‘Dig’ Creator Gideon Raff Talks Filming in Jerusalem, Working with Tim Kring and More
USA Network’s newest series, Dig, premieres in just a few hours, and we know you all are going to love it as much as we do! We’ve had a chance to view the first couple episodes, and we’re really happy that USA Network took a chance on such a different show from their normal lineup.
All week, I’ve been sharing highlights from my interviews with the cast and creators from my set visit in Albuquerque last December. The first night we arrived, we were able to grab a few cocktails with series co-creators and executive producers, Tim Kring and Gideon Raff. Raff, who has done an incredible job with Homeland, sat down with us for an interview on set the following day as well.
Check out our interview with Raff below!
What made you go to Tim with this idea?
Well, I was working at the time on a show called Tyrant, that I’d created and I wanted a partner on Dig. I’ve been a huge fan of Tim. Funny enough, now that I know him and work with him, I’m even a bigger fan of his. I just thought he would be perfect for this, because we tell stories from different points of views and they all converge – and Tim does that brilliantly. I met him, and I met other people too, but the minute I met him it was… we’re so much in sync about how to tell a story and what we like and our sensibilities that it’s really a match made in heaven.
Can you talk about how your personal experience living in Israel informed the series?

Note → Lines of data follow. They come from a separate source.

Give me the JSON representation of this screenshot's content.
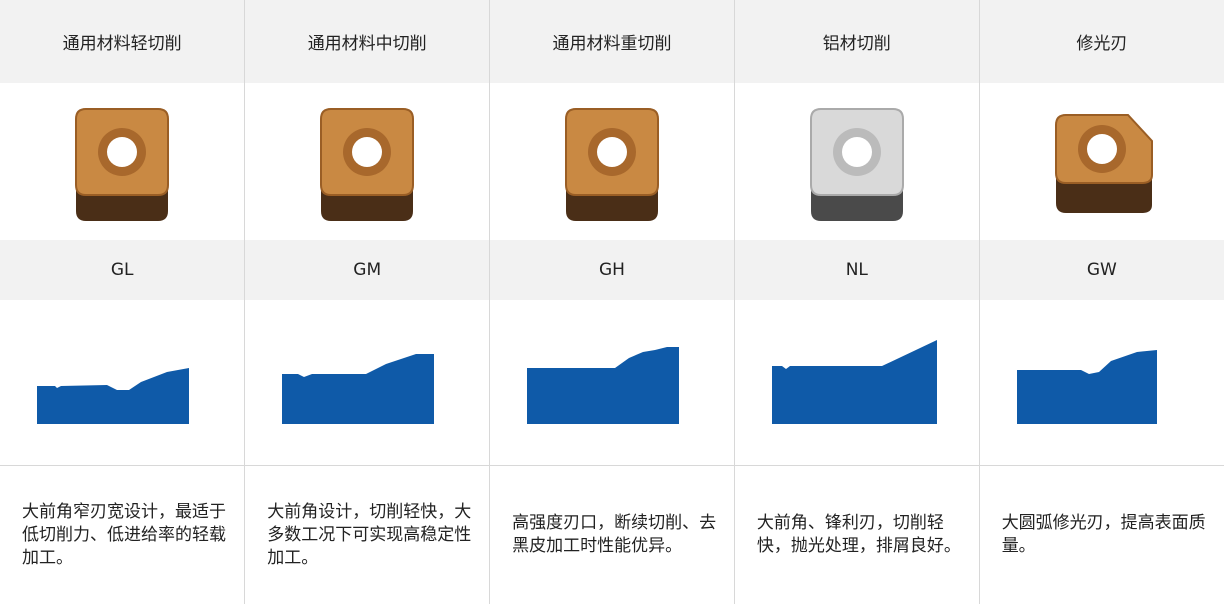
{
  "table": {
    "headers": [
      "通用材料轻切削",
      "通用材料中切削",
      "通用材料重切削",
      "铝材切削",
      "修光刃"
    ],
    "codes": [
      "GL",
      "GM",
      "GH",
      "NL",
      "GW"
    ],
    "descriptions": [
      "大前角窄刃宽设计，最适于低切削力、低进给率的轻载加工。",
      "大前角设计，切削轻快，大多数工况下可实现高稳定性加工。",
      "高强度刃口，断续切削、去黑皮加工时性能优异。",
      "大前角、锋利刃，切削轻快，抛光处理，排屑良好。",
      "大圆弧修光刃，提高表面质量。"
    ]
  }
}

It informs everything I do but definitely Dig, because it’s an archaeological thriller based in Jerusalem. I was born and raised in Jerusalem, and I am in love with that city. It is a city that means everything to so many people around the world – So many people and they haven’t even been to Jerusalem. The term ‘Jerusalem’ means a lot. We study about it, we learn about it. Whether it’s Sunday school, the synagogue, the mosque, we all have this place that we, in our head, see as Jerusalem. Bringing this project to Israel was really a double treat. One was telling a big story in my hometown, but then also bringing a production to my hometown and being able to employ so many of the industry in Israel, which is a fantastic industry, small, but fantastic.
Is there anything about Jerusalem that you’re excited American audiences will learn?
I’m excited to bring it to the American screen, because they really haven’t seen Jerusalem as Jerusalem nowadays on the screen. We see it in Biblical ways, we see it in conquering Jerusalem or losing Jerusalem to the conqueror, but nowadays Jerusalem is something we only see on the news if something horrible happens. We wanted to bring that tapestry of people and events to the American screen as they really are, so I’m really excited about that.
What can you tease about the Peter and Lynn relationship?
What I love about this relationship is that it’s a grown up relationship. It’s not a TV relationship. It is two people who don’t want to be together, but they find each other in each other’s arm now and then. They’re very good friends, and they work very well together and they sometimes go to bed together, but not in a romantic hope that this will end in marriage. Peter is married, and he’s got a wife that he’s separated from but still married to, and he’s dealing with a very complex relationship there. Lynn is a woman who doesn’t want this damaged man as her man. She just wants to, every now and then, bed him.
It’s two strong people who are both damaged in their own way who don’t want love, but have needs. That gets complex, because as the series progresses, you see things that happen to both of them and they need each other in ways they hoped they wouldn’t.
Dig premieres tonight on USA Network!